COWASJP.COM – Debat Cawapres usai, Ketua KPU bakal dipolisikan mantan Menpora, Roy Suryo. Sebab, usai debat Cawapres, terjadi debat via medsos antara Roy dengan Ketua KPU, Hasyim Asy'ari. Saling menyodok. Sampai, Roy berencana mempolisikan Hasyim.
***
TIM kuasa hukum Roy Suryo kini sedang mengkaji, akan melaporkan Ketua KPU, Hasyim Asya’ari ke polisi. “Dalam pekan depan ini akan kami putuskan untuk lapor polisi sebagai pencemaran nama baik,” kata Roy.
Ini diawali debat Cawapres, Jumat, 22 Desember 2023. Menurut penglihatan Roy Suryo, Cawapres nomor urut dua, Gibran Rakabuming Raka mendapat perlakuan istimewa dari Komisi Pemilihan Umum (KPU). Roy dalam unggahan di X, Sabtu (23/12/2023) menulis begini:
"Kemarin sudah saya duga, untuk menghindari cheating, sebaiknya next KPU adil. Kenapa si nomor 2 ini sampai gunakan 3 (tiga) mic sekaligus:
1. Clip-on,
2. Hand-held
3. Head-set?
Apa gunanya juga ada Earphone? Siapa yang bisa feeding ke telinganya? Mengapa 2 calon yang lain beda? Ambyar."
Segera, Ketua KPU, Hasyim Asy;ari menanggapi:
"Semua cawapres pakai alat yang sama. Semua cawapres pake tiga mic untuk antisipasi seandainya ada mic yang mati. Bukan ear feeder. Itu mic yang ditempel di pipi dan di-cantolin di kuping.”
Dilanjut: "Semua cawapres bisa ditanya dan juga stasiun TV penyelenggara debat, dan juga tim paslon yang berada di holding-room saat pemasangan mic, bisa ditanya. Saya sebagai penyelenggara juga tahu dan siap tanggung jawab.”
Dilanjut: "Debat spontan, gak mungkin didekte, dengerin bisikan atau baca contekan. Dasar Roy Suryo tukang fitnah.”
Fokus masalah, Roy mencurigai Gibran mengenakan ear feeder. Alat yang ditempel di telinga Gibran, dan dari situ Gibran mendapat bisikan orang lain. Semacam contekan. Yang menurut Hasyim, tidak mungkin debat langsung pakai contekan melalui ear feeder. Seumpama ya, maka pelakunya bisa plonga-plongo menyimak pertanyaan lawan, sekaligus mendengar contekan dari orang luar di luar debat yang membisiki.
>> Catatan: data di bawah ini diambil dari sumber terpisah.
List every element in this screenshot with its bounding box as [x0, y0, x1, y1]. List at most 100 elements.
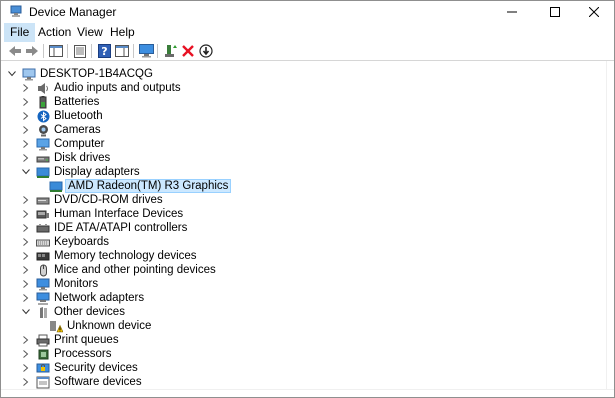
status-strip: [1, 389, 614, 397]
help-icon[interactable]: ?: [96, 43, 112, 59]
hid-icon: [36, 208, 50, 221]
memory-icon: [36, 250, 50, 263]
tree-category-label: Human Interface Devices: [54, 208, 184, 220]
maximize-button[interactable]: [535, 1, 575, 23]
processor-icon: [36, 348, 50, 361]
chevron-right-icon[interactable]: [21, 235, 31, 249]
chevron-right-icon[interactable]: [21, 291, 31, 305]
tree-category-label: Software devices: [54, 376, 142, 388]
menu-view[interactable]: View: [72, 23, 108, 42]
tree-category-label: Audio inputs and outputs: [54, 82, 181, 94]
vertical-scrollbar[interactable]: [606, 61, 614, 389]
tree-category[interactable]: Network adapters: [21, 291, 145, 305]
device-manager-app-icon: [9, 5, 23, 18]
tree-category-label: Cameras: [54, 124, 101, 136]
minimize-button[interactable]: [492, 1, 532, 23]
tree-category[interactable]: Computer: [21, 137, 106, 151]
tree-category[interactable]: Security devices: [21, 361, 139, 375]
tree-category-label: IDE ATA/ATAPI controllers: [54, 222, 188, 234]
chevron-right-icon[interactable]: [21, 361, 31, 375]
tree-device-item[interactable]: AMD Radeon(TM) R3 Graphics: [49, 179, 232, 193]
bluetooth-icon: [36, 110, 50, 123]
chevron-right-icon[interactable]: [21, 123, 31, 137]
show-hide-console-tree-icon[interactable]: [48, 43, 64, 59]
tree-category-label: DVD/CD-ROM drives: [54, 194, 163, 206]
close-button[interactable]: [574, 1, 614, 23]
tree-category[interactable]: DVD/CD-ROM drives: [21, 193, 164, 207]
chevron-right-icon[interactable]: [21, 81, 31, 95]
window-title: Device Manager: [29, 5, 117, 19]
chevron-right-icon[interactable]: [21, 207, 31, 221]
chevron-right-icon[interactable]: [21, 263, 31, 277]
toolbar-separator: [67, 44, 68, 58]
toolbar-separator: [91, 44, 92, 58]
tree-category[interactable]: Display adapters: [21, 165, 141, 179]
chevron-right-icon[interactable]: [21, 333, 31, 347]
tree-category[interactable]: Print queues: [21, 333, 120, 347]
tree-root[interactable]: DESKTOP-1B4ACQG: [7, 67, 154, 81]
chevron-down-icon[interactable]: [21, 305, 31, 319]
tree-category[interactable]: IDE ATA/ATAPI controllers: [21, 221, 188, 235]
chevron-right-icon[interactable]: [21, 95, 31, 109]
tree-category[interactable]: Processors: [21, 347, 113, 361]
tree-category[interactable]: Batteries: [21, 95, 100, 109]
tree-category-label: Print queues: [54, 334, 119, 346]
tree-category-label: Memory technology devices: [54, 250, 197, 262]
chevron-right-icon[interactable]: [21, 277, 31, 291]
camera-icon: [36, 124, 50, 137]
chevron-right-icon[interactable]: [21, 109, 31, 123]
tree-category-label: Processors: [54, 348, 112, 360]
chevron-right-icon[interactable]: [21, 347, 31, 361]
menu-file[interactable]: File: [4, 23, 36, 42]
chevron-right-icon[interactable]: [21, 193, 31, 207]
computer-icon: [36, 138, 50, 151]
chevron-down-icon[interactable]: [7, 67, 17, 81]
chevron-right-icon[interactable]: [21, 249, 31, 263]
properties-icon[interactable]: [72, 43, 88, 59]
security-device-icon: [36, 362, 50, 375]
tree-category[interactable]: Keyboards: [21, 235, 110, 249]
tree-category-label: Display adapters: [54, 166, 140, 178]
tree-category-label: Other devices: [54, 306, 125, 318]
display-adapter-icon: [49, 180, 63, 193]
network-adapter-icon: [36, 292, 50, 305]
tree-category[interactable]: Monitors: [21, 277, 99, 291]
chevron-right-icon[interactable]: [21, 151, 31, 165]
disable-device-icon[interactable]: [198, 43, 214, 59]
tree-category[interactable]: Mice and other pointing devices: [21, 263, 217, 277]
tree-category[interactable]: Other devices: [21, 305, 126, 319]
menu-action[interactable]: Action: [33, 23, 76, 42]
monitor-icon: [36, 278, 50, 291]
update-driver-icon[interactable]: [163, 43, 179, 59]
back-arrow-icon[interactable]: [7, 43, 23, 59]
tree-category-label: Network adapters: [54, 292, 145, 304]
action-pane-icon[interactable]: [114, 43, 130, 59]
tree-category-label: Security devices: [54, 362, 138, 374]
scan-hardware-changes-icon[interactable]: [138, 43, 154, 59]
menu-help[interactable]: Help: [105, 23, 140, 42]
keyboard-icon: [36, 236, 50, 249]
mouse-icon: [36, 264, 50, 277]
svg-text:?: ?: [101, 45, 107, 58]
chevron-right-icon[interactable]: [21, 375, 31, 389]
forward-arrow-icon[interactable]: [24, 43, 40, 59]
title-bar[interactable]: Device Manager: [1, 1, 614, 23]
tree-category[interactable]: Cameras: [21, 123, 102, 137]
dvd-drive-icon: [36, 194, 50, 207]
tree-category[interactable]: Bluetooth: [21, 109, 104, 123]
device-tree: DESKTOP-1B4ACQG Audio inputs and outputs…: [1, 61, 607, 389]
tree-category[interactable]: Human Interface Devices: [21, 207, 184, 221]
chevron-down-icon[interactable]: [21, 165, 31, 179]
tree-category-label: Keyboards: [54, 236, 109, 248]
battery-icon: [36, 95, 50, 109]
chevron-right-icon[interactable]: [21, 137, 31, 151]
uninstall-device-icon[interactable]: [180, 43, 196, 59]
tree-category[interactable]: Software devices: [21, 375, 143, 389]
chevron-right-icon[interactable]: [21, 221, 31, 235]
tree-category[interactable]: Disk drives: [21, 151, 111, 165]
toolbar-separator: [133, 44, 134, 58]
tree-device-item[interactable]: Unknown device: [49, 319, 152, 333]
tree-category[interactable]: Audio inputs and outputs: [21, 81, 182, 95]
tree-category[interactable]: Memory technology devices: [21, 249, 198, 263]
tree-root-label: DESKTOP-1B4ACQG: [40, 68, 153, 80]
Terpenting, Hasyim tegas menyatakan, semua Cawapres pakai alat yang sama: Tiga mic. Mengantisipasi kalau-kalau mic mati.
Pernyataan Hasyim itu dibenarkan Capres nomor urut tiga, Ganjar Pranowo. Kepada wartawan, Minggu, 24 Desember 2023, mengatakan:
"Waktu saya peserta debat, ada tiga mic, memang. Semuanya (Capres) punya jatah yang sama. Sempat saya tanyakan soal itu, kenapa banyak sekali? Dijawab, jika ada alat yang tidak berfungsi, maka ada pegangan.”
Dilanjut: "Saya juga kaget ketika ada orang (Roy Suryo) yang punya pemikiran lain. Mungkin mereka punya ilmunya sendiri.”
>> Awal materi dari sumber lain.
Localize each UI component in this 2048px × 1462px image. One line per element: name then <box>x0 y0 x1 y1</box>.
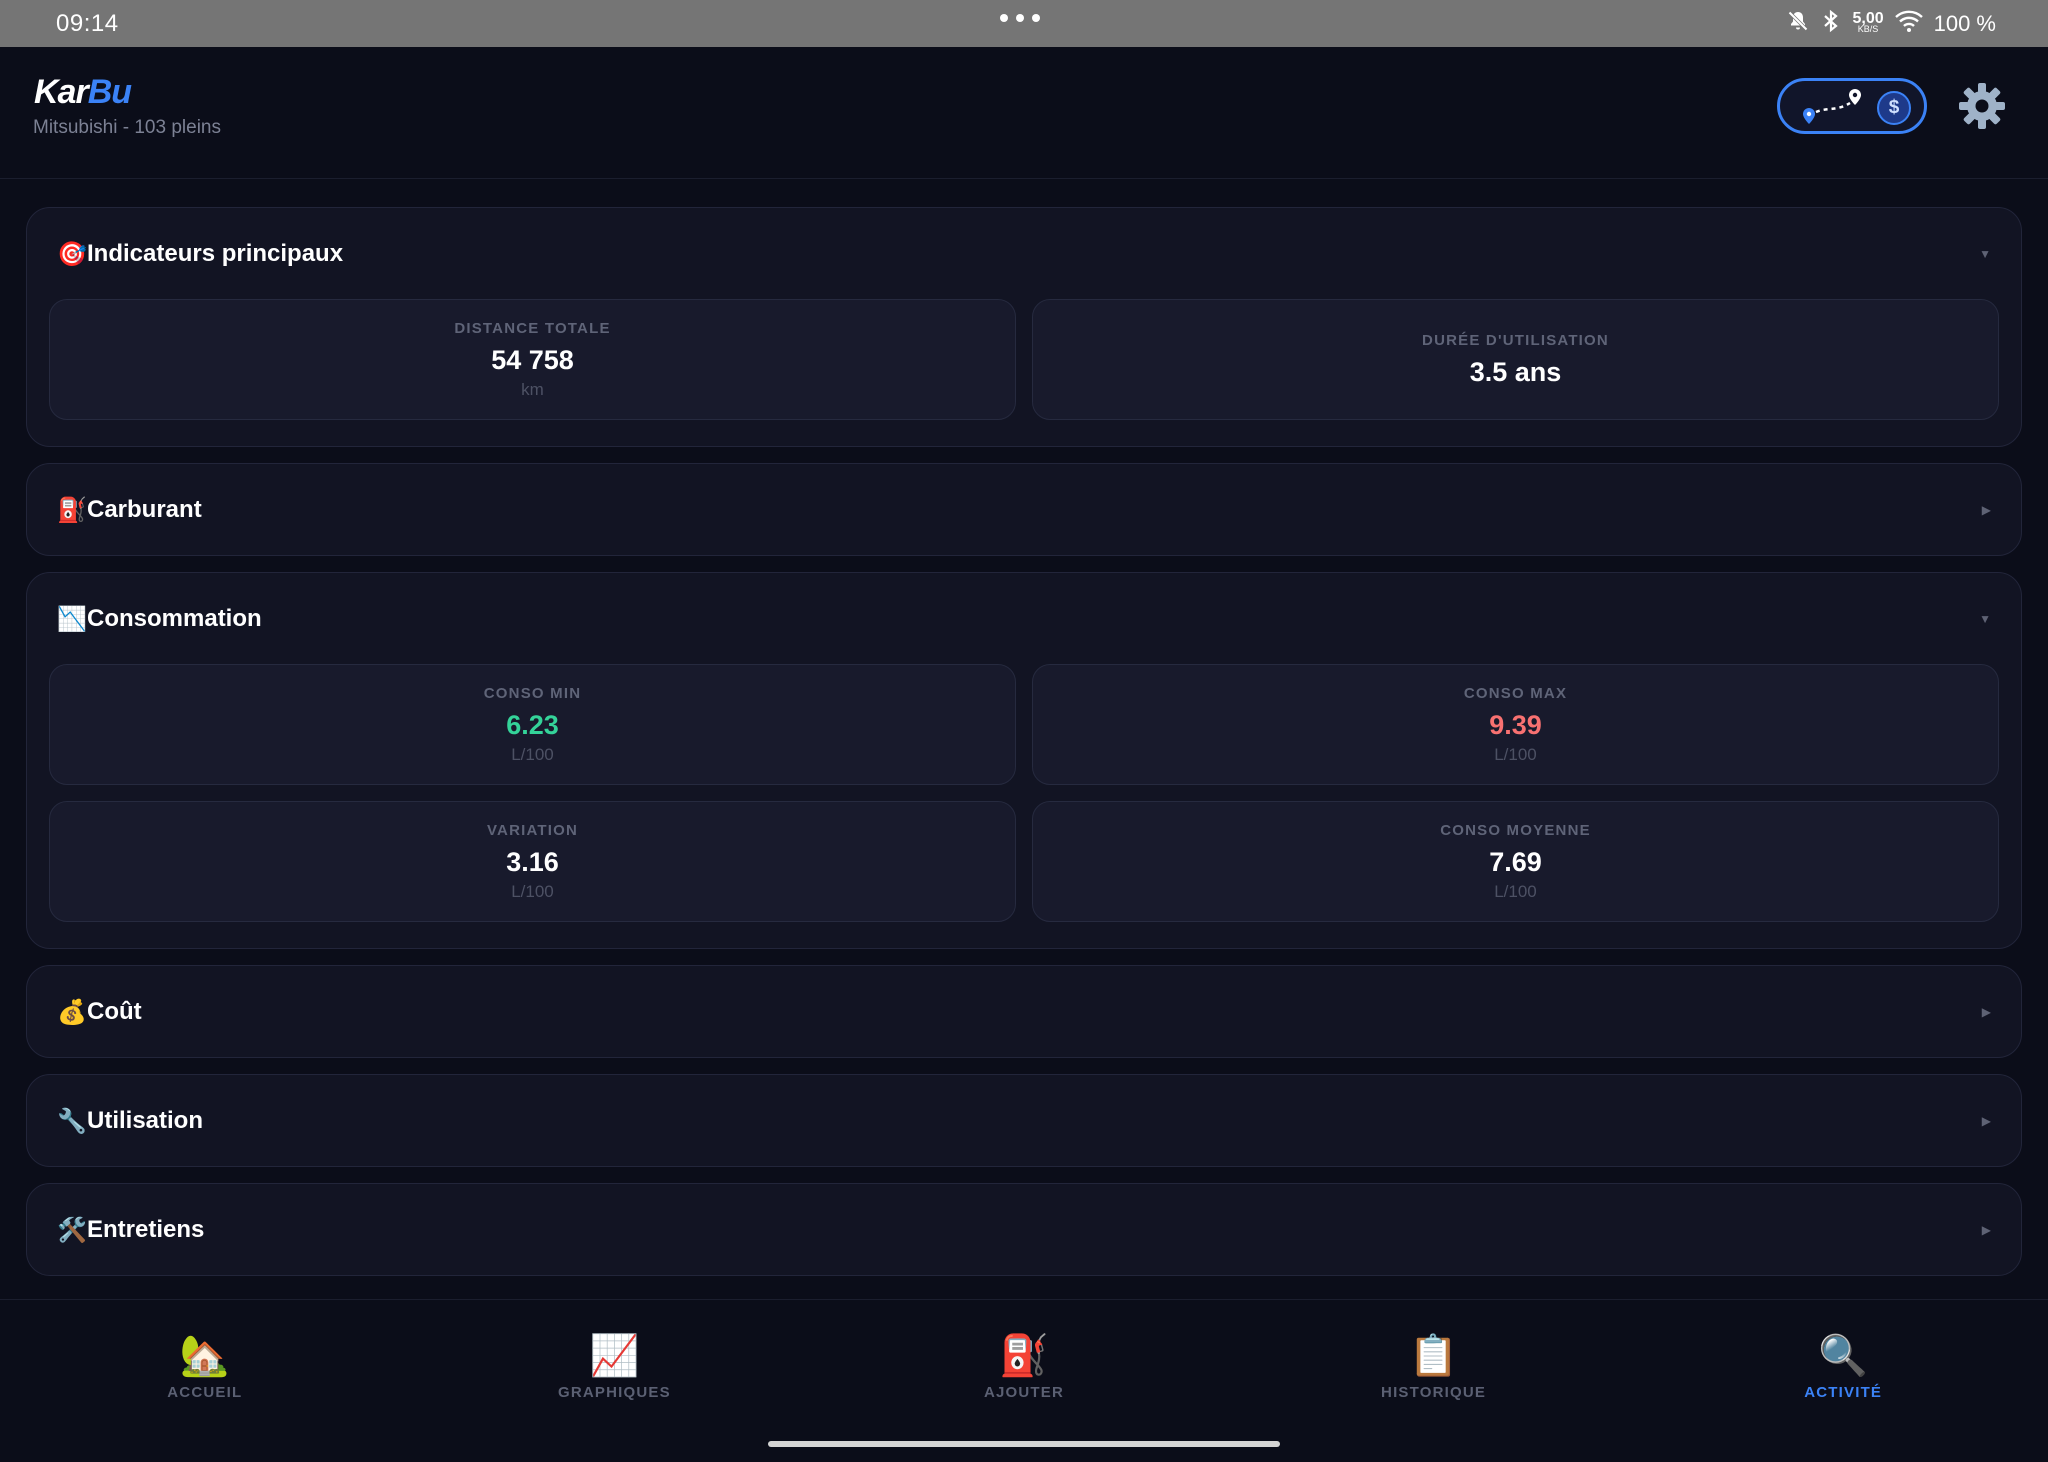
mode-toggle[interactable]: $ <box>1777 78 1927 134</box>
status-indicators: 5,00 KB/S 100 % <box>1786 9 1996 39</box>
section-cout: 💰 Coût ▶ <box>26 965 2022 1058</box>
status-time: 09:14 <box>56 9 119 37</box>
nav-label: GRAPHIQUES <box>557 1384 671 1401</box>
section-title: Consommation <box>87 604 262 632</box>
magnifier-icon: 🔍 <box>1818 1333 1869 1379</box>
nav-activite[interactable]: 🔍 ACTIVITÉ <box>1638 1300 2048 1435</box>
section-title: Carburant <box>87 495 202 523</box>
fuel-pump-icon: ⛽ <box>999 1333 1049 1379</box>
activity-content: 🎯 Indicateurs principaux ▼ DISTANCE TOTA… <box>26 207 2022 1292</box>
stat-label: CONSO MAX <box>1463 684 1568 702</box>
target-icon: 🎯 <box>57 239 87 268</box>
stat-unit: km <box>521 379 544 399</box>
stat-card-conso-min: CONSO MIN 6.23 L/100 <box>49 664 1016 785</box>
chevron-right-icon: ▶ <box>1981 502 1991 517</box>
stat-value: 3.5 ans <box>1469 356 1562 387</box>
stat-value: 54 758 <box>491 344 574 375</box>
nav-label: ACTIVITÉ <box>1804 1384 1883 1401</box>
section-header-consommation[interactable]: 📉 Consommation ▼ <box>49 573 1999 664</box>
gear-icon <box>1959 83 2005 129</box>
stats-grid: CONSO MIN 6.23 L/100 CONSO MAX 9.39 L/10… <box>49 664 1999 948</box>
section-header-indicateurs[interactable]: 🎯 Indicateurs principaux ▼ <box>49 208 1999 299</box>
app-header: KarBu Mitsubishi - 103 pleins $ <box>0 47 2048 179</box>
chevron-right-icon: ▶ <box>1981 1222 1991 1237</box>
section-title: Coût <box>87 997 142 1025</box>
nav-historique[interactable]: 📋 HISTORIQUE <box>1229 1300 1639 1435</box>
stat-unit: L/100 <box>511 881 554 901</box>
stat-card-duree: DURÉE D'UTILISATION 3.5 ans <box>1032 299 1999 420</box>
settings-button[interactable] <box>1954 78 2010 134</box>
bluetooth-icon <box>1820 9 1842 39</box>
stat-label: CONSO MOYENNE <box>1440 821 1591 839</box>
stat-label: DISTANCE TOTALE <box>454 319 611 337</box>
stat-value: 3.16 <box>506 846 559 877</box>
fuel-pump-icon: ⛽ <box>57 495 87 524</box>
bottom-nav: 🏡 ACCUEIL 📈 GRAPHIQUES ⛽ AJOUTER 📋 HISTO… <box>0 1299 2048 1435</box>
chart-increasing-icon: 📈 <box>589 1333 640 1379</box>
chevron-right-icon: ▶ <box>1981 1113 1991 1128</box>
section-title: Entretiens <box>87 1215 205 1243</box>
bell-off-icon <box>1786 9 1810 39</box>
nav-graphiques[interactable]: 📈 GRAPHIQUES <box>410 1300 820 1435</box>
chevron-down-icon: ▼ <box>1979 246 1991 261</box>
stats-grid: DISTANCE TOTALE 54 758 km DURÉE D'UTILIS… <box>49 299 1999 446</box>
section-consommation: 📉 Consommation ▼ CONSO MIN 6.23 L/100 CO… <box>26 572 2022 949</box>
section-title: Utilisation <box>87 1106 204 1134</box>
section-header-entretiens[interactable]: 🛠️ Entretiens ▶ <box>49 1184 1999 1275</box>
section-title: Indicateurs principaux <box>87 239 344 267</box>
stat-card-conso-moyenne: CONSO MOYENNE 7.69 L/100 <box>1032 801 1999 922</box>
route-icon <box>1803 89 1861 124</box>
battery-level: 100 % <box>1933 10 1996 36</box>
house-icon: 🏡 <box>179 1333 230 1379</box>
stat-card-distance: DISTANCE TOTALE 54 758 km <box>49 299 1016 420</box>
section-indicateurs-principaux: 🎯 Indicateurs principaux ▼ DISTANCE TOTA… <box>26 207 2022 447</box>
wrench-icon: 🔧 <box>57 1106 87 1135</box>
stat-label: DURÉE D'UTILISATION <box>1422 331 1609 349</box>
vehicle-subtitle: Mitsubishi - 103 pleins <box>33 117 221 138</box>
section-header-utilisation[interactable]: 🔧 Utilisation ▶ <box>49 1075 1999 1166</box>
section-utilisation: 🔧 Utilisation ▶ <box>26 1074 2022 1167</box>
stat-label: CONSO MIN <box>483 684 582 702</box>
clipboard-icon: 📋 <box>1408 1333 1459 1379</box>
home-indicator[interactable] <box>768 1441 1280 1447</box>
tools-icon: 🛠️ <box>57 1215 87 1244</box>
wifi-icon <box>1894 9 1924 39</box>
section-header-cout[interactable]: 💰 Coût ▶ <box>49 966 1999 1057</box>
app-logo: KarBu <box>34 73 132 111</box>
stat-value: 6.23 <box>506 709 559 740</box>
section-entretiens: 🛠️ Entretiens ▶ <box>26 1183 2022 1276</box>
stat-unit: L/100 <box>1494 881 1537 901</box>
stat-card-conso-max: CONSO MAX 9.39 L/100 <box>1032 664 1999 785</box>
nav-label: HISTORIQUE <box>1381 1384 1487 1401</box>
chart-decreasing-icon: 📉 <box>57 604 87 633</box>
section-carburant: ⛽ Carburant ▶ <box>26 463 2022 556</box>
chevron-down-icon: ▼ <box>1979 611 1991 626</box>
stat-value: 7.69 <box>1489 846 1542 877</box>
status-bar: 09:14 5,00 KB/S 100 % <box>0 0 2048 47</box>
stat-label: VARIATION <box>486 821 579 839</box>
nav-accueil[interactable]: 🏡 ACCUEIL <box>0 1300 410 1435</box>
stat-value: 9.39 <box>1489 709 1542 740</box>
chevron-right-icon: ▶ <box>1981 1004 1991 1019</box>
nav-label: AJOUTER <box>983 1384 1065 1401</box>
nav-label: ACCUEIL <box>167 1384 243 1401</box>
money-bag-icon: 💰 <box>57 997 87 1026</box>
stat-unit: L/100 <box>511 744 554 764</box>
more-dots-icon <box>1000 14 1040 22</box>
nav-ajouter[interactable]: ⛽ AJOUTER <box>819 1300 1229 1435</box>
dollar-coin-icon: $ <box>1877 91 1911 125</box>
section-header-carburant[interactable]: ⛽ Carburant ▶ <box>49 464 1999 555</box>
net-speed: 5,00 KB/S <box>1852 9 1884 34</box>
stat-unit: L/100 <box>1494 744 1537 764</box>
stat-card-variation: VARIATION 3.16 L/100 <box>49 801 1016 922</box>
Roy fokus pada pernyataan Hasyim: “Roy tukang fitnah.”
Roy: "Saya sendiri tidak mengetahui, apa dasar, latar belakang dan niat dari Ketua KPU Hasyim Asy'ari, yang mengucapkan atau menuliskan perkataan Roy Suryo tukang fitnah. Itu pencemaran nama baik."
Sehingga Roy akan lapor polisi. Setelah tim kuasa hukumnya mengkaji hal itu. Rencananya, pekan ini pihak Roy akan lapor polisi.
Ricuh terus. Sejak putusan Mahkamah Konstitusi yang menguntungkan Gibran sehingga ia bisa jadi Cawapres, situasi politik terus ricuh. Tapi belum sampai rusuh. Cuma pancingan-pancingan kecil mengarah ke rusuh. Dan, pancingannya terlalu kecil sehingga jauh dari potensi rusuh.
Biarlah Roy lapor polisi. Hak semua orang lapor polisi. Di luar soal mic, pihak pasangan Capres-cawapres nomor urut satu dan tiga, juga protes ke KPU soal pertanyaan dan perilaku Gibran saat debat.
Kubu pasangan Capres-Cawapres, Anies-Muhaimin Iskandar, sudah melaporkan Gibran ke Komisi Pemilihan Umum.
Ketua Tim Nasional Pemenangan Anies-Muhaimin, Muhammad Syaugi dalam konferensi pers menyatakan: "Kami dari tim sukses 01 memang menyayangkan tentang pertanyaan Gibran. Kami sudah sampaikan ke Ketua KPU.”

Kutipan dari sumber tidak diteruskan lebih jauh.